Therein lies the problem.

These people are NOT the professionals needed for the industry. These are mere bean counters. Period.

The proverbial hammer. Any problem becomes a nail to be hammered down.

You have a broken picture frame ? Lets hammer it back.

You overcooked your rice ? Lets hammer it down.

Your car has a puncture ? Lets hammer it down too.

The MAS issue looks like a financial problem. And it is tempting to ask a bean counter to solve it.

But we think it HIDES lots of other issues. Bean counters will not be able to see it.

And throwing more bean counters into it...itu...what's that word ?.. bahalol namanya !

Anonymous said...

I just read a front-page report "IATA forecasts record profits for airlines as fuel costs dive" (Singapore Business Times (www.businesstimes.com.sg) December 11, 2014).

Key points:

- the world's airlines are expected to chalk up a record net profit of US$19.9 billion this year (lifted by slumping oil prices and stronger global GDP growth)

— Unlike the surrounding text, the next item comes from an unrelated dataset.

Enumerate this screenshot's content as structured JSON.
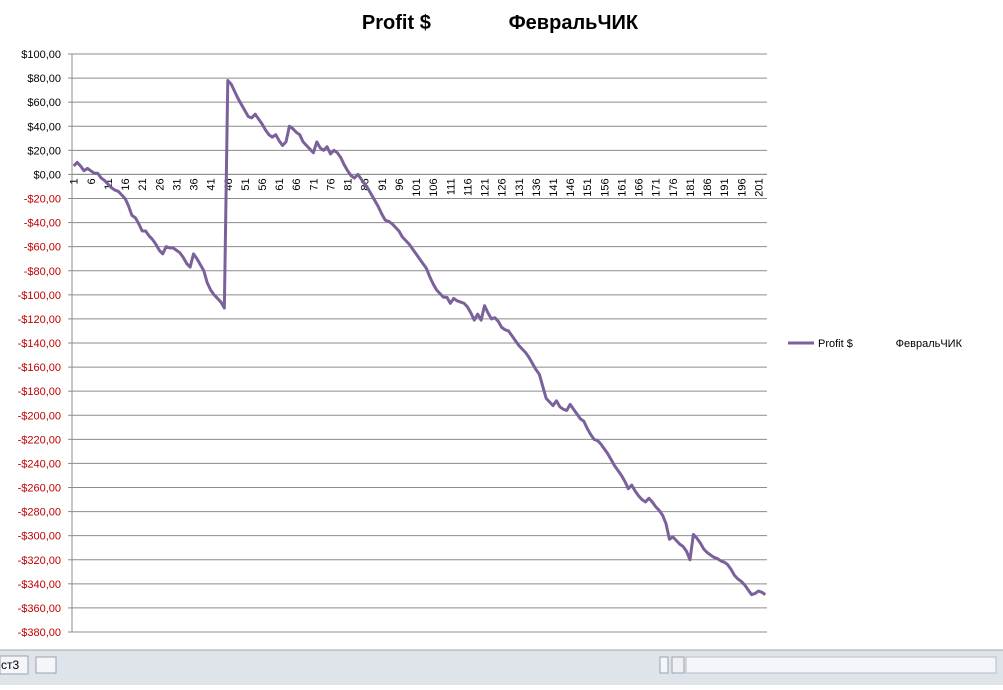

- revenues this year will total US$751 billion, translating to a still-slim net profit margin of 2.7 per cent, according to Iata chief Tony Tyler

- following a period of consolidation, US airlines are by far expected to turn in the strongest performance this year, with a net profit of US$11.9 billion. Asia-Pacific airlines will be the second-best performers by region, with US$3.5 billion

- oil prices have come down about 20 per cent from last year. Brent crude is expected to fall to about US$85 per barrel next year; this year's average was US$101.40 per barrel

- jet fuel prices are expected to average US$99.90 per barrel in 2015, down from this year's average of US$116.60 per barrel

- the airline industrywide jet fuel bill for 2015 is expected to be US$192 billion (about 26 per cent of total costs)

- fuel hedging means that it will take some time for lower jet fuel prices to filter down to the bottom line, which means that travellers will have to wait for lower air fares.

- some Asian airlines could find themselves getting burnt by the lower jet fuel prices because of wrong-way hedging. SIA, for instance, has hedged 65.3 per cent of its fuel needs at about US$116 per barrel for the six months to March 2015

- the good news for the airline industry's investors is the return on invested capital will rise to 6.1 per cent this year and 7 per cent in 2015

- according to Mr Tyler's remarks at the recent Iata Global Media Day: "The industry's story is largely positive, but there are a number of risks in today's global environment - political unrest, conflicts and some weak regional economies among them. A 3.2 per cent net profit margin does not leave much room for a deterioration in the external environment before profits are hit."

- North American airlines will remain the strongest performers next year with expected profits of US$13.2 billion

- Asia-Pacific airlines will net about US$5 billion in profits next year, driven by a pick-up in the cargo market and easing fuel expenses

Anonymous said...

How did the US airlines manage to rack up such a strong performance this year, with an estimated net profit of US$11.9 billion, according to Iata?

The magic phrase is "a period of consolidation".

Meaning what?

Simply this: an unwavering focus on costs. Rightsizing (or downsizing) their workforces. Axing marginal and unprofitable routes and destinations. Taking on the unions and forcing pilots, cabin crew and tech staff to accept lower pay and reduced benefits. Cutting back on inflight "frills", while spending big money to upgrade their premium cabins and service.

It needed the "bean counters" and seasoned industry professionals to be able to do this.

Not half-past-six politicians, bureaucrats and wannabe nationalists!